Jan Siebelinks novelle Met afgewend hoofd
De immateriële schade is evenwel groter: Paul voelt zich dubbel geworden, gesplitst en wordt steeds meer gekweld door torticollis, een scheve nek ‘waarbij het hoofd naar één kant omlaag wordt getrokken en de kin in tegengestelde richting wijst’. Een erbarmelijke houding, die - symbolisch - zijn beperkte blikveld suggereert. Geraadpleegde artsen wijzen op de psychische oorzaak: een wrokkig omzien naar vroeger of de jarenlang verdrongen tranen. Op advies van zijn broer Daniël ondergaat Paul een slaapkuur, maar dat hij hieruit ontwaakt, is niet waarschijnlijk: Paul heeft de witte vlag immers reeds gehesen. Het is dat ‘willen’ bij hem ontbreekt, anders zou je kunnen zeggen dat hij niet meer leven wil, maar zelfs dat impliceert te veel activiteit. Toch stelt hij zelf halverwege het verhaal een juiste diagnose: ‘Mijn probleem? Ik was nooit verliefd geweest, ik had nooit relaties gehad. Ik had niet het flauwste vermoeden van de liefde.’

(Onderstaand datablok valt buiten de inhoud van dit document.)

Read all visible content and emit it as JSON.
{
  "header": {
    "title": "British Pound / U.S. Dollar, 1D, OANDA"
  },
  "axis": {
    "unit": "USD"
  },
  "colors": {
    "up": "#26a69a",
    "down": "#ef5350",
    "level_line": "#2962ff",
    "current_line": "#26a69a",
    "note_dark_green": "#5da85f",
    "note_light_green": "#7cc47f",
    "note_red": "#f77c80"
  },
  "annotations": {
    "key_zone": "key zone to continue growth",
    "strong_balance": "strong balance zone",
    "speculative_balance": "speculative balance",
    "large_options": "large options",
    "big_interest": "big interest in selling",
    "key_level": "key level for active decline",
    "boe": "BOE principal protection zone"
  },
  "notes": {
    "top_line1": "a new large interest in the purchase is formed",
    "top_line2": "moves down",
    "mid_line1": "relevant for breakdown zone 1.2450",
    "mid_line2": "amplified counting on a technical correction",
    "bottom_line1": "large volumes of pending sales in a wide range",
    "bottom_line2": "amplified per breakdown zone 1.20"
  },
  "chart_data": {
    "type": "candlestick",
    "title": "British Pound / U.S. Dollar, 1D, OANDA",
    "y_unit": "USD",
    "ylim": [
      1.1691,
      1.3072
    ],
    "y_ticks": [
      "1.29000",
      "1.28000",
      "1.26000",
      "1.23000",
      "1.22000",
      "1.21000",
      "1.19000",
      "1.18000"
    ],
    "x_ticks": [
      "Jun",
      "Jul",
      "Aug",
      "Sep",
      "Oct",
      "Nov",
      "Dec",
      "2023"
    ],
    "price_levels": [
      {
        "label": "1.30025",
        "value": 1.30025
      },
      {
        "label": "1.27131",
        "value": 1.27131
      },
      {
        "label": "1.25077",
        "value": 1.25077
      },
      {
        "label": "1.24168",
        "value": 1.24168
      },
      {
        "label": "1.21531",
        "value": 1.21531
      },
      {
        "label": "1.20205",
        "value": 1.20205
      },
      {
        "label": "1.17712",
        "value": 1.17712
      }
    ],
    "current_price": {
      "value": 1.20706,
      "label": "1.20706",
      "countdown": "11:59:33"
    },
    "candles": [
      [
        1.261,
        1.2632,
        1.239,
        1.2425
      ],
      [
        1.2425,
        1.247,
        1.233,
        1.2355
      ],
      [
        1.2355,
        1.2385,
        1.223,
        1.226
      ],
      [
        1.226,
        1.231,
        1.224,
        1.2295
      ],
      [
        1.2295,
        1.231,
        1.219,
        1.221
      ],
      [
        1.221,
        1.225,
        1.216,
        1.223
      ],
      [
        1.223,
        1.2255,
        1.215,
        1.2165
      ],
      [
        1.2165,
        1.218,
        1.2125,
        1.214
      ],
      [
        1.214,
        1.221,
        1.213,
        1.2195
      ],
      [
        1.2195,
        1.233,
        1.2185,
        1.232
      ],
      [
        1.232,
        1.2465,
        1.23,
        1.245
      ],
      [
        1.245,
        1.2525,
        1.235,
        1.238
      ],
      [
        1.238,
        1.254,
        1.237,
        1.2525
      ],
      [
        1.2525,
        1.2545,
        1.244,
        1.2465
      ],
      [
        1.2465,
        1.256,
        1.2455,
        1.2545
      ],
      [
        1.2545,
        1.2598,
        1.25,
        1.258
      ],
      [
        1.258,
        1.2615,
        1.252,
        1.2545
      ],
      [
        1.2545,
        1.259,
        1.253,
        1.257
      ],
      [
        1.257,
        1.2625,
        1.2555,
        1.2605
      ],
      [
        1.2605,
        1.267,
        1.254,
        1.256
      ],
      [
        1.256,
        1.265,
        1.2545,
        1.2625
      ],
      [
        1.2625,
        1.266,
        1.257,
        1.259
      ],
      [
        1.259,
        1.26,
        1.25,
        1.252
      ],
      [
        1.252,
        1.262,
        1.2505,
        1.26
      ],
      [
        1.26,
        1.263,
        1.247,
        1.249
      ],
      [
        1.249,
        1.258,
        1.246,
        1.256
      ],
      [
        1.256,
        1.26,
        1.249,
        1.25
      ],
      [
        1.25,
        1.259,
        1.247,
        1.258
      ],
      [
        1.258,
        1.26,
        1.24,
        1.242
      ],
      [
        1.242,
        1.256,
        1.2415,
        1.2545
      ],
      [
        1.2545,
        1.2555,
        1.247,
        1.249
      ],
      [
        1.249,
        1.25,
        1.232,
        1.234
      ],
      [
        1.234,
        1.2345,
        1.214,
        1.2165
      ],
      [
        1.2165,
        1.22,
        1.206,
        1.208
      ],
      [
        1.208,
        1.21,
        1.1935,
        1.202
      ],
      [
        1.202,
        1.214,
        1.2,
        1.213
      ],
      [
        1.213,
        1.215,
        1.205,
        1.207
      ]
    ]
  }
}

Inderdaad, de hoofdpersoon uit deze novelle bezit slechts een zwerfkat en laat zich als wrakhout meevoeren met de stroom. Zijn ziekte torticollis verbaast hem niet, hij neemt wraak op Bobby door met diens vrouw te slapen, maar laat het (tot háár spijt) bij één keer, op school zoekt hij alleen contact met Harry, een collega die op zeker moment afreist naar Portugal (een vroeger krachtig, maar nu passief land) en zijn oorspronkelijke klaslokaal verruilt hij uiteindelijk voor een noodlokaal in een zijbeuk waar het daglicht schaars is. Voor iemand die zich dermate ‘verslagen door het leven’ voelt, schiet zelfs een strippenkaart voor de psychiater tekort. In gedachten kan hij tenslotte nog slechts terugkeren naar de vroegere broeikassen van zijn vader, al beseft hij terdege dat dat paradijs definitief verloren is.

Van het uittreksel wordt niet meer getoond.